The group of PREPA bondholders and insurers criticized the board. “Under the board’s oversight, PREPA has been unable to improve its performance according to industry-accepted metrics, enhance its financial transparency, or — perhaps most disturbingly — meaningfully access the unprecedented $15 billion in congressional funding aimed at upgrading and hardening the power grid in Puerto Rico.”
The board has “never filed a fiscal plan that requires rates to be raised sufficiently to fund pensions or pay debt service,” said Cate Long, Puerto Rico Clearinghouse principal.

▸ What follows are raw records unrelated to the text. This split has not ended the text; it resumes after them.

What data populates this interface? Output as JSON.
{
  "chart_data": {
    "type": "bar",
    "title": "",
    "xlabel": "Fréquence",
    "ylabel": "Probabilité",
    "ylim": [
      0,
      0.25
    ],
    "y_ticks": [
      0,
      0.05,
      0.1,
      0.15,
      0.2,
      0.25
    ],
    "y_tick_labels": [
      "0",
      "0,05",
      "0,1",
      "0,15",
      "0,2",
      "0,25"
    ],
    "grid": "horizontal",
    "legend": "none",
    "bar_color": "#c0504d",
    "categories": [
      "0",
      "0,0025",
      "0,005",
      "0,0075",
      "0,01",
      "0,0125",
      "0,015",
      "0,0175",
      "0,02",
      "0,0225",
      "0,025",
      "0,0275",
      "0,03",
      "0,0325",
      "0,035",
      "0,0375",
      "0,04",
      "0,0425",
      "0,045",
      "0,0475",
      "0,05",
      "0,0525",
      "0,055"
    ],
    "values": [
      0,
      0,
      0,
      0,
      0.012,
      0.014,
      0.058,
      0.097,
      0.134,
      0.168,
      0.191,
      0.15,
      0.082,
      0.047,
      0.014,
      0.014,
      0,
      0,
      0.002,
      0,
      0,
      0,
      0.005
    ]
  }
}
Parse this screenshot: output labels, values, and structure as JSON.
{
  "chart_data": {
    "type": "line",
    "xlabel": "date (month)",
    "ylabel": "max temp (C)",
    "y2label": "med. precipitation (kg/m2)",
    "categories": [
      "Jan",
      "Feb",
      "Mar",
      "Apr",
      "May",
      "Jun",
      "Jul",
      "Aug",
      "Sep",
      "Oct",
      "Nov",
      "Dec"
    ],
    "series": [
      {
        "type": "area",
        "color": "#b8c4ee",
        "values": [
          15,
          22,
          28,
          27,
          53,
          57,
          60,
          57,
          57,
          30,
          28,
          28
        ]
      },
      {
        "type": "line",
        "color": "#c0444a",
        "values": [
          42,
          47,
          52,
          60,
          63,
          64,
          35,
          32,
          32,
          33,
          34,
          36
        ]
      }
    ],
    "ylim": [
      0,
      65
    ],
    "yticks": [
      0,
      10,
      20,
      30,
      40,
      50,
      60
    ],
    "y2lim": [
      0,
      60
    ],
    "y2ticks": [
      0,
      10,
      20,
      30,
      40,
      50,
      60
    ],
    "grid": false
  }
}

Feldesman Leifer Senior Counsel Phillip Escoriaza questioned whether PREPA was set up to fail, with operating accounts funded at unrealistic levels. Escoriaza, who owns homes in Puerto Rico, noted the lack of accountability because the board and PREPA share oversight.
PREPA is more than seven years into a
Separately,
NFE’s long-term debt has a B2 rating from Moody’s Ratings and B-plus rating from Fitch Ratings, both on review for possible downgrades.
NFE, in response to a Bond Buyer inquiry, pointed to a statement it made November 26 that it successfully completed the first step of a $2.7 billion issuance of senior secured notes due 2029. The transaction, which will be followed by a second expected to be completed this week, will refinance $2.4 billion of existing bonds, including much of the bonds maturing in next few years, extend the maturity of 90% of the company’s $1 billion revolving credit facility, and raise $325 million for liquidity.
The board said it was monitoring NFE’s financial status and would work with PREPA to avoid disruption in power service if New Fortress were to file for bankruptcy.
“Inability to remain a going concern is a serious matter and would signal fundamental flaws in the private outsourcing pathway undertaken here, bifurcating transmission and generation, and calling into question estimates/projections/contingencies relied on in structuring these complex operations and reflecting perhaps unrealistic reliance on squeezing consumers,” Escoriaza said,
U.S. District Court “Judge [Laura Taylor] Swain denied hearing an adversary case about the conflict of interest of Oversight Board’s local attorney O’Neill & Borges also representing New Fortress,” Long said. “This was a missed opportunity to untangle the conflicts that likely exist in the choice of New Fortress to run the generation assets (while also supplying fuel).”
Finally, the chairman of the Puerto Rico Energy Bureau Edison Avilés Deliz told representatives of LUMA in late November he was considering fining LUMA for poor operating performance.
Since LUMA gained responsibility for PREPA’s transmission and distribution system in June 2021, complaints continued about
“Any evaluation of metrics must be based on realistic, fair, and transparent targets that account for the challenges LUMA inherited, the available resources to improve service to customers, and the real progress we’ve achieved,” LUMA told The Bond Buyer. “LUMA inherited a highly politicized electrical system, with decades of neglect impacting its performance. … In the last quarter ending in September, we reduced the duration of outages experienced by customers by nearly 6% and reduced the frequency of outages by 17% compared to the same quarter a year earlier. There is much more work to do.”
LUMA said earlier this week it wouldn’t connect a major solar field to the electric system until 2026, even though the owner of the field has committed to providing the electricity to the system next year, according to the El Nuevo Día news site.
Escoriaza said whether the bureau should fine LUMA depends on the original contract. Suits in federal or state court against LUMA would be other possible approaches.
The board said the issue of fining LUMA was one for the bureau to decide upon.
The bureau did not respond to requests for comment.